VIRGINIA BEACH, Va. -- If you want to know what it take to be a Green Beret, ask a 97-year-old woman who lives in Virginia Beach.
WTKR reports that throughout Doris Baker's remarkable life, she has left a lasting impact as an educator, leader, author and photographer.
And the Atlantic Shores resident made history Wednesday when she became the first employee to ever receive an honorary Green Beret membership. The ceremony, which included full military honors, took place at the retirement community .
Baker's nomination states she served the Department of Defense with great distinction and dedication as a teacher and administrator.
She taught the children of the 10th Special Forces group, first as a teacher and later as principal.
Following World War II, Baker taught children where the Green Berets' families were assigned in Germany.
"I stayed in 25 different spots, around every time someone would come in they would move us teachers around to fit. It might even be in a little village somewhere, outside of town and we did whatever we had to do, and they liked us and we liked them," she said.
Eventually they built a school for special forces children in Bad Tolz, near one of the largest SS training camps.

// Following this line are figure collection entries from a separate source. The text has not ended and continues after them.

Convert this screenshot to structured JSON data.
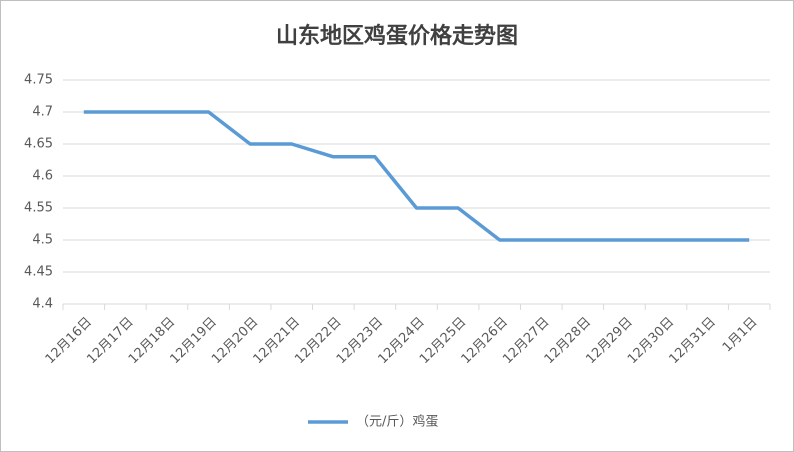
{
  "chart_data": {
    "type": "line",
    "title": "山东地区鸡蛋价格走势图",
    "categories": [
      "12月16日",
      "12月17日",
      "12月18日",
      "12月19日",
      "12月20日",
      "12月21日",
      "12月22日",
      "12月23日",
      "12月24日",
      "12月25日",
      "12月26日",
      "12月27日",
      "12月28日",
      "12月29日",
      "12月30日",
      "12月31日",
      "1月1日"
    ],
    "series": [
      {
        "name": "（元/斤）鸡蛋",
        "color": "#5b9bd5",
        "values": [
          4.7,
          4.7,
          4.7,
          4.7,
          4.65,
          4.65,
          4.63,
          4.63,
          4.55,
          4.55,
          4.5,
          4.5,
          4.5,
          4.5,
          4.5,
          4.5,
          4.5
        ]
      }
    ],
    "ylim": [
      4.4,
      4.75
    ],
    "yticks": [
      4.4,
      4.45,
      4.5,
      4.55,
      4.6,
      4.65,
      4.7,
      4.75
    ],
    "grid": true,
    "legend": "bottom"
  }
}
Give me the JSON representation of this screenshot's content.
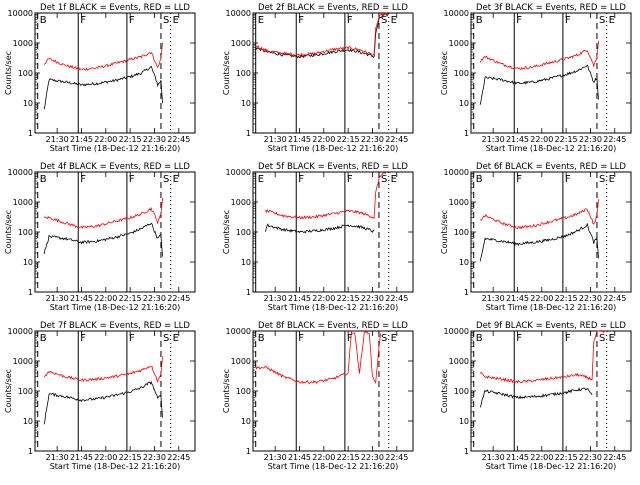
{
  "figure": {
    "xlabel": "Start Time (18-Dec-12 21:16:20)",
    "ylabel": "Counts/sec",
    "x_tick_labels": [
      "21:30",
      "21:45",
      "22:00",
      "22:15",
      "22:30",
      "22:45"
    ],
    "y_tick_labels": [
      "1",
      "10",
      "100",
      "1000",
      "10000"
    ],
    "series_colors": {
      "events": "#000000",
      "lld": "#ff0000"
    }
  },
  "chart_data": [
    {
      "type": "line",
      "title": "Det 1f BLACK = Events, RED = LLD",
      "xlabel": "Start Time (18-Dec-12 21:16:20)",
      "ylabel": "Counts/sec",
      "y_scale": "log",
      "ylim": [
        1,
        10000
      ],
      "xlim": [
        "21:16:20",
        "22:55"
      ],
      "x": [
        "21:22",
        "21:25",
        "21:35",
        "21:45",
        "21:55",
        "22:05",
        "22:15",
        "22:22",
        "22:28",
        "22:31",
        "22:32",
        "22:34",
        "22:35"
      ],
      "series": [
        {
          "name": "Events",
          "color": "#000000",
          "values": [
            6,
            60,
            50,
            40,
            45,
            55,
            75,
            100,
            160,
            60,
            40,
            55,
            10
          ]
        },
        {
          "name": "LLD",
          "color": "#ff0000",
          "values": [
            200,
            300,
            180,
            130,
            150,
            200,
            280,
            350,
            500,
            200,
            150,
            300,
            1000
          ]
        }
      ],
      "markers": [
        {
          "time": "21:18",
          "label": "B",
          "style": "dashed"
        },
        {
          "time": "21:43",
          "label": "F",
          "style": "solid"
        },
        {
          "time": "22:13",
          "label": "F",
          "style": "solid"
        },
        {
          "time": "22:34",
          "label": "S",
          "style": "dashed"
        },
        {
          "time": "22:40",
          "label": "E",
          "style": "dotted"
        }
      ]
    },
    {
      "type": "line",
      "title": "Det 2f BLACK = Events, RED = LLD",
      "xlabel": "Start Time (18-Dec-12 21:16:20)",
      "ylabel": "Counts/sec",
      "y_scale": "log",
      "ylim": [
        1,
        10000
      ],
      "xlim": [
        "21:16:20",
        "22:55"
      ],
      "x": [
        "21:18",
        "21:25",
        "21:35",
        "21:45",
        "21:55",
        "22:05",
        "22:15",
        "22:22",
        "22:28",
        "22:31",
        "22:32",
        "22:34",
        "22:36",
        "22:40"
      ],
      "series": [
        {
          "name": "Events",
          "color": "#000000",
          "values": [
            700,
            500,
            400,
            350,
            400,
            500,
            600,
            500,
            400,
            350,
            2000,
            6000,
            8000,
            9000
          ]
        },
        {
          "name": "LLD",
          "color": "#ff0000",
          "values": [
            800,
            550,
            450,
            400,
            450,
            600,
            700,
            600,
            450,
            400,
            3000,
            7000,
            9000,
            9500
          ]
        }
      ],
      "markers": [
        {
          "time": "21:18",
          "label": "E",
          "style": "solid"
        },
        {
          "time": "21:43",
          "label": "F",
          "style": "solid"
        },
        {
          "time": "22:13",
          "label": "F",
          "style": "solid"
        },
        {
          "time": "22:34",
          "label": "S",
          "style": "dashed"
        },
        {
          "time": "22:40",
          "label": "E",
          "style": "dotted"
        }
      ]
    },
    {
      "type": "line",
      "title": "Det 3f BLACK = Events, RED = LLD",
      "xlabel": "Start Time (18-Dec-12 21:16:20)",
      "ylabel": "Counts/sec",
      "y_scale": "log",
      "ylim": [
        1,
        10000
      ],
      "xlim": [
        "21:16:20",
        "22:55"
      ],
      "x": [
        "21:22",
        "21:25",
        "21:35",
        "21:45",
        "21:55",
        "22:05",
        "22:15",
        "22:22",
        "22:28",
        "22:31",
        "22:32",
        "22:34",
        "22:35"
      ],
      "series": [
        {
          "name": "Events",
          "color": "#000000",
          "values": [
            8,
            70,
            60,
            45,
            50,
            65,
            90,
            120,
            180,
            70,
            50,
            70,
            12
          ]
        },
        {
          "name": "LLD",
          "color": "#ff0000",
          "values": [
            250,
            350,
            200,
            140,
            160,
            220,
            300,
            400,
            600,
            250,
            170,
            350,
            1200
          ]
        }
      ],
      "markers": [
        {
          "time": "21:18",
          "label": "B",
          "style": "dashed"
        },
        {
          "time": "21:43",
          "label": "F",
          "style": "solid"
        },
        {
          "time": "22:13",
          "label": "F",
          "style": "solid"
        },
        {
          "time": "22:34",
          "label": "S",
          "style": "dashed"
        },
        {
          "time": "22:40",
          "label": "E",
          "style": "dotted"
        }
      ]
    },
    {
      "type": "line",
      "title": "Det 4f BLACK = Events, RED = LLD",
      "xlabel": "Start Time (18-Dec-12 21:16:20)",
      "ylabel": "Counts/sec",
      "y_scale": "log",
      "ylim": [
        1,
        10000
      ],
      "xlim": [
        "21:16:20",
        "22:55"
      ],
      "x": [
        "21:22",
        "21:25",
        "21:35",
        "21:45",
        "21:55",
        "22:05",
        "22:15",
        "22:22",
        "22:28",
        "22:31",
        "22:32",
        "22:34",
        "22:35"
      ],
      "series": [
        {
          "name": "Events",
          "color": "#000000",
          "values": [
            20,
            70,
            60,
            45,
            50,
            65,
            90,
            130,
            200,
            80,
            60,
            80,
            15
          ]
        },
        {
          "name": "LLD",
          "color": "#ff0000",
          "values": [
            300,
            300,
            200,
            140,
            160,
            220,
            300,
            400,
            600,
            300,
            200,
            400,
            1500
          ]
        }
      ],
      "markers": [
        {
          "time": "21:18",
          "label": "B",
          "style": "dashed"
        },
        {
          "time": "21:43",
          "label": "F",
          "style": "solid"
        },
        {
          "time": "22:13",
          "label": "F",
          "style": "solid"
        },
        {
          "time": "22:34",
          "label": "S",
          "style": "dashed"
        },
        {
          "time": "22:40",
          "label": "E",
          "style": "dotted"
        }
      ]
    },
    {
      "type": "line",
      "title": "Det 5f BLACK = Events, RED = LLD",
      "xlabel": "Start Time (18-Dec-12 21:16:20)",
      "ylabel": "Counts/sec",
      "y_scale": "log",
      "ylim": [
        1,
        10000
      ],
      "xlim": [
        "21:16:20",
        "22:55"
      ],
      "x": [
        "21:24",
        "21:25",
        "21:35",
        "21:45",
        "21:55",
        "22:05",
        "22:15",
        "22:22",
        "22:28",
        "22:31",
        "22:32",
        "22:34",
        "22:36",
        "22:40"
      ],
      "series": [
        {
          "name": "Events",
          "color": "#000000",
          "values": [
            100,
            170,
            120,
            100,
            110,
            130,
            170,
            150,
            120,
            100,
            null,
            null,
            null,
            null
          ]
        },
        {
          "name": "LLD",
          "color": "#ff0000",
          "values": [
            500,
            500,
            350,
            300,
            320,
            400,
            500,
            450,
            350,
            300,
            2000,
            6000,
            9000,
            9500
          ]
        }
      ],
      "markers": [
        {
          "time": "21:18",
          "label": "E",
          "style": "solid"
        },
        {
          "time": "21:43",
          "label": "F",
          "style": "solid"
        },
        {
          "time": "22:13",
          "label": "F",
          "style": "solid"
        },
        {
          "time": "22:34",
          "label": "S",
          "style": "dashed"
        },
        {
          "time": "22:40",
          "label": "E",
          "style": "dotted"
        }
      ]
    },
    {
      "type": "line",
      "title": "Det 6f BLACK = Events, RED = LLD",
      "xlabel": "Start Time (18-Dec-12 21:16:20)",
      "ylabel": "Counts/sec",
      "y_scale": "log",
      "ylim": [
        1,
        10000
      ],
      "xlim": [
        "21:16:20",
        "22:55"
      ],
      "x": [
        "21:22",
        "21:25",
        "21:35",
        "21:45",
        "21:55",
        "22:05",
        "22:15",
        "22:22",
        "22:28",
        "22:31",
        "22:32",
        "22:34",
        "22:35"
      ],
      "series": [
        {
          "name": "Events",
          "color": "#000000",
          "values": [
            10,
            60,
            50,
            40,
            45,
            55,
            75,
            110,
            170,
            65,
            45,
            60,
            12
          ]
        },
        {
          "name": "LLD",
          "color": "#ff0000",
          "values": [
            250,
            350,
            200,
            140,
            160,
            220,
            300,
            400,
            600,
            250,
            170,
            350,
            1200
          ]
        }
      ],
      "markers": [
        {
          "time": "21:18",
          "label": "B",
          "style": "dashed"
        },
        {
          "time": "21:43",
          "label": "F",
          "style": "solid"
        },
        {
          "time": "22:13",
          "label": "F",
          "style": "solid"
        },
        {
          "time": "22:34",
          "label": "S",
          "style": "dashed"
        },
        {
          "time": "22:40",
          "label": "E",
          "style": "dotted"
        }
      ]
    },
    {
      "type": "line",
      "title": "Det 7f BLACK = Events, RED = LLD",
      "xlabel": "Start Time (18-Dec-12 21:16:20)",
      "ylabel": "Counts/sec",
      "y_scale": "log",
      "ylim": [
        1,
        10000
      ],
      "xlim": [
        "21:16:20",
        "22:55"
      ],
      "x": [
        "21:22",
        "21:25",
        "21:35",
        "21:45",
        "21:55",
        "22:05",
        "22:15",
        "22:22",
        "22:28",
        "22:31",
        "22:32",
        "22:34",
        "22:35"
      ],
      "series": [
        {
          "name": "Events",
          "color": "#000000",
          "values": [
            8,
            80,
            65,
            50,
            55,
            70,
            95,
            130,
            200,
            80,
            55,
            75,
            12
          ]
        },
        {
          "name": "LLD",
          "color": "#ff0000",
          "values": [
            300,
            450,
            300,
            230,
            250,
            300,
            380,
            500,
            700,
            300,
            200,
            400,
            1500
          ]
        }
      ],
      "markers": [
        {
          "time": "21:18",
          "label": "B",
          "style": "dashed"
        },
        {
          "time": "21:43",
          "label": "F",
          "style": "solid"
        },
        {
          "time": "22:13",
          "label": "F",
          "style": "solid"
        },
        {
          "time": "22:34",
          "label": "S",
          "style": "dashed"
        },
        {
          "time": "22:40",
          "label": "E",
          "style": "dotted"
        }
      ]
    },
    {
      "type": "line",
      "title": "Det 8f BLACK = Events, RED = LLD",
      "xlabel": "Start Time (18-Dec-12 21:16:20)",
      "ylabel": "Counts/sec",
      "y_scale": "log",
      "ylim": [
        1,
        10000
      ],
      "xlim": [
        "21:16:20",
        "22:55"
      ],
      "x": [
        "21:18",
        "21:25",
        "21:35",
        "21:45",
        "21:55",
        "22:05",
        "22:15",
        "22:17",
        "22:19",
        "22:22",
        "22:25",
        "22:28",
        "22:30",
        "22:32",
        "22:35"
      ],
      "series": [
        {
          "name": "Events",
          "color": "#000000",
          "values": [
            null,
            null,
            null,
            null,
            null,
            null,
            null,
            null,
            null,
            null,
            null,
            null,
            null,
            null,
            null
          ]
        },
        {
          "name": "LLD",
          "color": "#ff0000",
          "values": [
            600,
            600,
            300,
            200,
            200,
            250,
            400,
            9000,
            9000,
            400,
            9000,
            9000,
            300,
            200,
            9000
          ]
        }
      ],
      "markers": [
        {
          "time": "21:18",
          "label": "B",
          "style": "dashed"
        },
        {
          "time": "21:43",
          "label": "F",
          "style": "solid"
        },
        {
          "time": "22:13",
          "label": "F",
          "style": "solid"
        },
        {
          "time": "22:34",
          "label": "S",
          "style": "dashed"
        },
        {
          "time": "22:40",
          "label": "E",
          "style": "dotted"
        }
      ]
    },
    {
      "type": "line",
      "title": "Det 9f BLACK = Events, RED = LLD",
      "xlabel": "Start Time (18-Dec-12 21:16:20)",
      "ylabel": "Counts/sec",
      "y_scale": "log",
      "ylim": [
        1,
        10000
      ],
      "xlim": [
        "21:16:20",
        "22:55"
      ],
      "x": [
        "21:22",
        "21:25",
        "21:35",
        "21:45",
        "21:55",
        "22:05",
        "22:15",
        "22:22",
        "22:28",
        "22:31",
        "22:32",
        "22:34",
        "22:36",
        "22:40"
      ],
      "series": [
        {
          "name": "Events",
          "color": "#000000",
          "values": [
            30,
            100,
            80,
            60,
            65,
            75,
            90,
            110,
            120,
            70,
            null,
            null,
            null,
            null
          ]
        },
        {
          "name": "LLD",
          "color": "#ff0000",
          "values": [
            400,
            300,
            250,
            200,
            220,
            260,
            300,
            350,
            280,
            250,
            4000,
            9000,
            9500,
            9500
          ]
        }
      ],
      "markers": [
        {
          "time": "21:18",
          "label": "B",
          "style": "dashed"
        },
        {
          "time": "21:43",
          "label": "F",
          "style": "solid"
        },
        {
          "time": "22:13",
          "label": "F",
          "style": "solid"
        },
        {
          "time": "22:34",
          "label": "S",
          "style": "dashed"
        },
        {
          "time": "22:40",
          "label": "E",
          "style": "dotted"
        }
      ]
    }
  ]
}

"The parents were as close to me as the Green Berets were. We talked to each other about anything and everything," Baker explained.
The Army eventually asked Baker to run the school as a principal. The relationship she built over the years ended up on the pages of a book she authored titled, "The Originals," reportedly the only book written by a woman about the iconic US Army Special Forces division.
Baker returned to the US in 1980 and left behind a school that had swelled to a population of 600 pupils. Some call it the house that Baker built.
Baker's photo collection, "Viewing the World – Travel Photography through Doris Baker's lens," is now on display at the Swem Library at the College of William and Mary.